Он не удивился ее вопросу. Не удивился он и тому, что она без удивления приняла его явление. Он знал, так и должно было быть.
— Я перестал понимать смысл, — сказал бывший президент Российской Федерации, сидя на старом колченогом стуле в странной, утробной позе. Он сильно наклонился вперед и упер локти в колени, а подбородок положил на кулаки. Он смотрел в пол. Доски на полу разошлись, между ними были черные щели. Из них тянуло сырой землей и холодом.
— Ох, смысл… — вздохнула она, поворачиваясь к нему и глядя на него со странной улыбкой на своем красивом округлом лице. — А ты что ли раньше все понимал?
— Раньше… да… все было ясно раньше.
— А теперь? Что теперь? Говори, что теперь.

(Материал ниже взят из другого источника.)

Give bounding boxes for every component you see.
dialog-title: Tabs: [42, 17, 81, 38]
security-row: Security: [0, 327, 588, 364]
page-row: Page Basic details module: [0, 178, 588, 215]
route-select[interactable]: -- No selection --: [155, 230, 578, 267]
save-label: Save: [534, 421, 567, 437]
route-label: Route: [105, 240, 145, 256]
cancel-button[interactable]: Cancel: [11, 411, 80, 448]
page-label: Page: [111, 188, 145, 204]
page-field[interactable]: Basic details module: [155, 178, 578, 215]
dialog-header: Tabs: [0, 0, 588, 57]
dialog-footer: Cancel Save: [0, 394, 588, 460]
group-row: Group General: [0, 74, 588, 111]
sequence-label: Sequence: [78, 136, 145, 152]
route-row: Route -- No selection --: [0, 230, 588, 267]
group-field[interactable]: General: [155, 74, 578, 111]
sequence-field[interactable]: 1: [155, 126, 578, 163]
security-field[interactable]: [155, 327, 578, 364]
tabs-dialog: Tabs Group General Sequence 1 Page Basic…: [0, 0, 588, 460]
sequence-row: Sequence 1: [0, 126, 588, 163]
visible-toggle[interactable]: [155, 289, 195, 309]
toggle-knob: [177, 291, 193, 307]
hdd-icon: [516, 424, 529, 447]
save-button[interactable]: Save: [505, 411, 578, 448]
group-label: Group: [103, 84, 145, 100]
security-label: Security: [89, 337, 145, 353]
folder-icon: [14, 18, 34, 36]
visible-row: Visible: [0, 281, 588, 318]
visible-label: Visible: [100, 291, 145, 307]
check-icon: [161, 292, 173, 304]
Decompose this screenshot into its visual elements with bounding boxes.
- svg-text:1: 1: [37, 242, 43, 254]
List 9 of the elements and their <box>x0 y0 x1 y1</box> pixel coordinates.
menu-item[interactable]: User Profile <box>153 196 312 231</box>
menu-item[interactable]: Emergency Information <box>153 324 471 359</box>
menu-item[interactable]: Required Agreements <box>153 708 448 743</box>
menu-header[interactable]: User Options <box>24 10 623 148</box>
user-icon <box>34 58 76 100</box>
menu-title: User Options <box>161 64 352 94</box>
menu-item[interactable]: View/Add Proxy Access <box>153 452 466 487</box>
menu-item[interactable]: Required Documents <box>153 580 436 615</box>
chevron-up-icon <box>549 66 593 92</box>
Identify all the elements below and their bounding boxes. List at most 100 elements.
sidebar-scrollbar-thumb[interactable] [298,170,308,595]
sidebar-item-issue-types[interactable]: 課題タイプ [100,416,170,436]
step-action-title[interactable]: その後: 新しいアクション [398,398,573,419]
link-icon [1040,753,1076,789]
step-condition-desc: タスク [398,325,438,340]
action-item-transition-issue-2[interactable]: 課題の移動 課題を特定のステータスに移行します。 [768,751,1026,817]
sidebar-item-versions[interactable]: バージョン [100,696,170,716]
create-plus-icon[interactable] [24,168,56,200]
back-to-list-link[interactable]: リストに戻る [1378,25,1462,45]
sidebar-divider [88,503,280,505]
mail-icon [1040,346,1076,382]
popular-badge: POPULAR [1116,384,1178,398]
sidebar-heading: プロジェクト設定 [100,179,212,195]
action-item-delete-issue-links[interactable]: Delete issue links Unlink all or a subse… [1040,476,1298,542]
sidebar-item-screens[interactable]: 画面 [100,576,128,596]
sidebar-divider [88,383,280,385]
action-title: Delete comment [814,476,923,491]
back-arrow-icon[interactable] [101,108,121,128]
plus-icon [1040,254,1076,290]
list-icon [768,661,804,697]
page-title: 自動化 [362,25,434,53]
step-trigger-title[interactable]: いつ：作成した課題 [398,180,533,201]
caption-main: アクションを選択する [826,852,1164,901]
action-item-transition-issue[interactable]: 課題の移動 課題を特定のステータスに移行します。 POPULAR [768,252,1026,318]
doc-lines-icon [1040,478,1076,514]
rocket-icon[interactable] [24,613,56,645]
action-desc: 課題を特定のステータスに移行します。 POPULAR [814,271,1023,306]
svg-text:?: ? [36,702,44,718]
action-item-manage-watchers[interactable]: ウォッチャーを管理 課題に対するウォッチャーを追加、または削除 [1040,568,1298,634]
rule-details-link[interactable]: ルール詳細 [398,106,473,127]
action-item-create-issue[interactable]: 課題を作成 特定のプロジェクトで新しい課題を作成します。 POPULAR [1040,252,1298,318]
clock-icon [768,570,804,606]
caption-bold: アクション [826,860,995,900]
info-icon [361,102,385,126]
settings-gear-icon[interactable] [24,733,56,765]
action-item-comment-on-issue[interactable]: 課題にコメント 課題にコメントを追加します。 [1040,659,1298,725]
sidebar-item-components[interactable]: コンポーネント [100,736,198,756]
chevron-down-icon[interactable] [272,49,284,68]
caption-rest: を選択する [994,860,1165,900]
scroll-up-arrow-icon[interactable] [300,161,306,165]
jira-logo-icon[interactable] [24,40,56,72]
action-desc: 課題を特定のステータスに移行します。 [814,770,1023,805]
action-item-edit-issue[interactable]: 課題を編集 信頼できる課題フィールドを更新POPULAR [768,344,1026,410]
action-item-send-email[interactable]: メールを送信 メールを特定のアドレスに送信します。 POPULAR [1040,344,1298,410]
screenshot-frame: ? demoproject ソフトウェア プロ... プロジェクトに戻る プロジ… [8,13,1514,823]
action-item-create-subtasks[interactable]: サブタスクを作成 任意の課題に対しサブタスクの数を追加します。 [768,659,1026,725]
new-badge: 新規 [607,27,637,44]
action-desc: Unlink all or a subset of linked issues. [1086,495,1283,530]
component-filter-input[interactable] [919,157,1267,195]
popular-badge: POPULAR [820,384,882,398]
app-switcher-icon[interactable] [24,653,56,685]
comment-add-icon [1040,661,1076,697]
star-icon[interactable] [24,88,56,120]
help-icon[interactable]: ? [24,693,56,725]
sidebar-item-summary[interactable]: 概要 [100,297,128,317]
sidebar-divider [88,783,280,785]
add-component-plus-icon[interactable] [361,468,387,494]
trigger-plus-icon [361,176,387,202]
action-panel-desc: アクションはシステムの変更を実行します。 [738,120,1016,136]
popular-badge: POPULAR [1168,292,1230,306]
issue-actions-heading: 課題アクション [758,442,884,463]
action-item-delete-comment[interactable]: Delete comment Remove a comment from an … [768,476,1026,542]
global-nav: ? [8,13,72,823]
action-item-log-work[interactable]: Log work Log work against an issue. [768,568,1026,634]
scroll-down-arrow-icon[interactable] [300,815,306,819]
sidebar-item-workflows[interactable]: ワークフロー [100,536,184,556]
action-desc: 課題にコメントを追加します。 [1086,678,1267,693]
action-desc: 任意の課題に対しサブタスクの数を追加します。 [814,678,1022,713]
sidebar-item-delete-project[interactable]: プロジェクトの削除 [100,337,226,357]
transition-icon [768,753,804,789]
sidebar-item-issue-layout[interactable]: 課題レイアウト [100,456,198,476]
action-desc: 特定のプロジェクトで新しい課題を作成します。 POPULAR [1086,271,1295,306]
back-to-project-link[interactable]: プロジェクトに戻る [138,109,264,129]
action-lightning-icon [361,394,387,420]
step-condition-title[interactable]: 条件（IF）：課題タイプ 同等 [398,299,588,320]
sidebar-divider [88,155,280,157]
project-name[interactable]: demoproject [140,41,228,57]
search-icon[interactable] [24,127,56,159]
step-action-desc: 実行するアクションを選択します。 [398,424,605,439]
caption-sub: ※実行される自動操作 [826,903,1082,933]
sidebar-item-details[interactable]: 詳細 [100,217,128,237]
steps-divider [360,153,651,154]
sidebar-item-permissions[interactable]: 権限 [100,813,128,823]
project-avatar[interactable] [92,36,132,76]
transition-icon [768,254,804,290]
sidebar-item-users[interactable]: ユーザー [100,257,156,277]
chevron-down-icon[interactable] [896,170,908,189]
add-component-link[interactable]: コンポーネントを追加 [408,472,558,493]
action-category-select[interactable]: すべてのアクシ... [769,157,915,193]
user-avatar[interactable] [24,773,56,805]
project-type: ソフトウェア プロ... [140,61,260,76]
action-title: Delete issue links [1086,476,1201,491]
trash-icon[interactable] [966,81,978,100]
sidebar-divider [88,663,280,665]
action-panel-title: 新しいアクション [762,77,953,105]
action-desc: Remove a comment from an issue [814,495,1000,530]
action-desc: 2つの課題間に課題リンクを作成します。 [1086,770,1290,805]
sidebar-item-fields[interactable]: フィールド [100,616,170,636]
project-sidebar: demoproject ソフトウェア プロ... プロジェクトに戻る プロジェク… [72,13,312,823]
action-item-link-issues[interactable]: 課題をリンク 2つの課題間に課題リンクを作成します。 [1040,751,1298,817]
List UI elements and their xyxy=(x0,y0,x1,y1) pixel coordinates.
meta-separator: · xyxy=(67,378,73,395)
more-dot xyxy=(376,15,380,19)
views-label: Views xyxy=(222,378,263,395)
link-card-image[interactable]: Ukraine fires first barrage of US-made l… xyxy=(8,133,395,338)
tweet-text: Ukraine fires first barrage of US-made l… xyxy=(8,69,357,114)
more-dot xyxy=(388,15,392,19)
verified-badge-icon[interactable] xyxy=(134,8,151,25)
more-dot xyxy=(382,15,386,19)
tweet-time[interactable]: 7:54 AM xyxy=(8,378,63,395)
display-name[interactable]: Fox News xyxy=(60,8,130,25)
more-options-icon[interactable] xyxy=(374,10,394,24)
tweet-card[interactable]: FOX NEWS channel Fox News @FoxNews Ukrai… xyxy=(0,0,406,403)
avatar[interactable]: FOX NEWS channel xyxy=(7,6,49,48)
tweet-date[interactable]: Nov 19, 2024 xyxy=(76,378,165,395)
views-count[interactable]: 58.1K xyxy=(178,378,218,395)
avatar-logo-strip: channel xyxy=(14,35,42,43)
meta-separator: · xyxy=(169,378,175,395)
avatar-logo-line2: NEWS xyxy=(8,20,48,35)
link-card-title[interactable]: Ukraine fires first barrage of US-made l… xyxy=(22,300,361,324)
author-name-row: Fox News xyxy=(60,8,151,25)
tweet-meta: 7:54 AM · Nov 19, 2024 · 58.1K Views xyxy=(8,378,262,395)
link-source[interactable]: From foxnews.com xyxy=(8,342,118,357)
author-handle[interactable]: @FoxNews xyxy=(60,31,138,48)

— Теперь не понимаю, что происходит. Как это, смерти больше нет? — спросил он.
— А ее и не было никогда, — объяснила она ему с улыбкой, как маленькому.
— Ну да, не было… — слабо отозвался он и больше ничего добавлять не стал, но она прекрасно поняла, о чем он. Путешествуя по горам и лесам Алтая, вглядываясь в синее небо и зеленый горизонт, он стал очень хорошо понимать одну простую вещь: всякая власть только потому от Бога, что и смерть от Бога. Власть держится не на ОМОНе и не на Лубянке и даже не на правильно устроенных выборах — а он очень хорошо знал, как устраивать правильные выборы — а на человеческом страхе смерти. Убери этот страх, и власть повиснет в воздухе и испарится. Свободным от смерти людям она не нужна. Так он думал и, думая так, ощущал свое страшное, сиротское одиночество на этих райских плавных холмах, уходящих вдаль. Он шел по алтайским холмам — маленькая фигурка путника с рюкзаком за спиной — и знал, что впервые за долгие годы остался один.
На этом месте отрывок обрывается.